The lifespan of slot games has changed in the video slot age. Because the popularity of video games can peak and decline within a matter of months, casino operators who wanted to offer their customers the latest video slots had to spend a lot of time changing their machines one at a time. Further aggravating this process, most states required the presence of a gaming board agent when the evidence tape was broken, the old game chip taken out, a new chip put in and resealed in the evidence tape, and the machine closed and the paperwork done.

That’s changing with the advent of downloadable and server-based games. Nearly every major slot machine manufacturer showed server-based slot machines to the casino industry at the 2005 Global Gaming Expo in Las Vegas. By the spring of 2006, such games were getting trials in Nevada and California.

With server-based systems, a game theme can change instantly. A dollar game can become a penny game. And it can be done with whole banks of machines at once, not just one machine at a time.

One slot manufacturer’s system shows a diagram of the casino floor. With a click and drag of a computer mouse, the operator can highlight the games to change. Then with the click of a mouse on a pull-down menu, he or she can select a new game theme, number of paylines, coin denomination, and payback percentage. Voila. New games.

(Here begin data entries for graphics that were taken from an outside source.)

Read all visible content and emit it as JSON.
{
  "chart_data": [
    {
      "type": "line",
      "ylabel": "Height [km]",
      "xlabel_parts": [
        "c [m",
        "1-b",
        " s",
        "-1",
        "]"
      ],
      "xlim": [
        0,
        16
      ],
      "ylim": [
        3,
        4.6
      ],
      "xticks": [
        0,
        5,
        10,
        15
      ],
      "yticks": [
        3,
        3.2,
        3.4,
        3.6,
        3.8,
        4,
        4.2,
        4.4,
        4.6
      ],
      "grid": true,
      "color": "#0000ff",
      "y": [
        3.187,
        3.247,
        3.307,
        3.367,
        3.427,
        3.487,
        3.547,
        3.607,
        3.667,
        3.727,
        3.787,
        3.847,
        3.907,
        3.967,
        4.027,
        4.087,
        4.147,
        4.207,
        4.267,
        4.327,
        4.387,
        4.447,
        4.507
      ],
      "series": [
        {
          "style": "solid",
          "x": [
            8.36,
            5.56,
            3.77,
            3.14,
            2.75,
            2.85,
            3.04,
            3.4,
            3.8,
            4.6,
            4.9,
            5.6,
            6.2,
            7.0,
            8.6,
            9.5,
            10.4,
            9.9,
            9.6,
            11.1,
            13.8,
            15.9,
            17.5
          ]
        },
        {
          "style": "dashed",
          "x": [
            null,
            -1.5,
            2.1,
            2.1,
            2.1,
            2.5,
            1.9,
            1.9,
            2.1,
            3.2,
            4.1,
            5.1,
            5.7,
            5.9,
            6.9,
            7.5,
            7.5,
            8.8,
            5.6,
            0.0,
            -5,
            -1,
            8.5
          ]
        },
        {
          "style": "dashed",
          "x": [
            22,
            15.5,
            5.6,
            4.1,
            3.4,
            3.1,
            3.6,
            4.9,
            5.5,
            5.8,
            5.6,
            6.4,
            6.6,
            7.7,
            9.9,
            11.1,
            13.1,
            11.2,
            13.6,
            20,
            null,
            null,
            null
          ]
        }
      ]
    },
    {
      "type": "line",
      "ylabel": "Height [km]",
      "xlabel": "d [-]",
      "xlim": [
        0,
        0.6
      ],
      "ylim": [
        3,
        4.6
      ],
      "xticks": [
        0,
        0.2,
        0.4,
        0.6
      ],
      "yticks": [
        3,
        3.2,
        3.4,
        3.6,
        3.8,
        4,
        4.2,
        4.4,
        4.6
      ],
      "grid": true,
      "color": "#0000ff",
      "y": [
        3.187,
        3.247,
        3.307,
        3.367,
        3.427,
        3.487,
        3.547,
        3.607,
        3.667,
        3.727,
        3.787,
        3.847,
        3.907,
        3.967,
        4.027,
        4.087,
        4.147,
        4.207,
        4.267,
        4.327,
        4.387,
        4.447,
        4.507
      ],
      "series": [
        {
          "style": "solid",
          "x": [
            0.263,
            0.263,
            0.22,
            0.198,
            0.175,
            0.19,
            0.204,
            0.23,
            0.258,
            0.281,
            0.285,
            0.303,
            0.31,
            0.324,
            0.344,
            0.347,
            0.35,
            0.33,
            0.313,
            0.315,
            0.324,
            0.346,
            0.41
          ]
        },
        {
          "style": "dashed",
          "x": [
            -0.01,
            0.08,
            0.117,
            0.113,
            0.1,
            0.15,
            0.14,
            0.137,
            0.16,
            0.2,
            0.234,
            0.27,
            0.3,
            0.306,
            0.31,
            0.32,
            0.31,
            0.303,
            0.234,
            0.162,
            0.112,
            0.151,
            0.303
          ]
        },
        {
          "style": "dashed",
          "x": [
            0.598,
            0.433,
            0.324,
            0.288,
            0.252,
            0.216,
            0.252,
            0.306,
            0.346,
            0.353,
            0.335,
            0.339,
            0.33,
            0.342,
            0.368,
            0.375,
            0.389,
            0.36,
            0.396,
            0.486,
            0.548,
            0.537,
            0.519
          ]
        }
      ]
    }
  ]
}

Apply that to a bank of, say, 12 machines, and the effect is amazing. One minute, 12 nine-line nickel slots, the next minute, 12 twenty-line penny slots.

To some extent, it will allow operators to tailor their game offerings to player preference. More and more, casinos are using electronic data warehouses and analytical software to track who’s playing, and when. Combine that ability with server-based games, and a casino can change accordingly when it knows that it gets strong penny play during daylight hours but has people waiting for nickel games at night or that video players fill the games on weekdays while other players are crowding low-limit video slots on weekends.

Just as video slots and payoffs by bar-coded tickets have revolutionized the slot floor in the last decade, you can look for server-based games to give casinos another overhaul in the coming years. It won’t be long, and the process has already begun.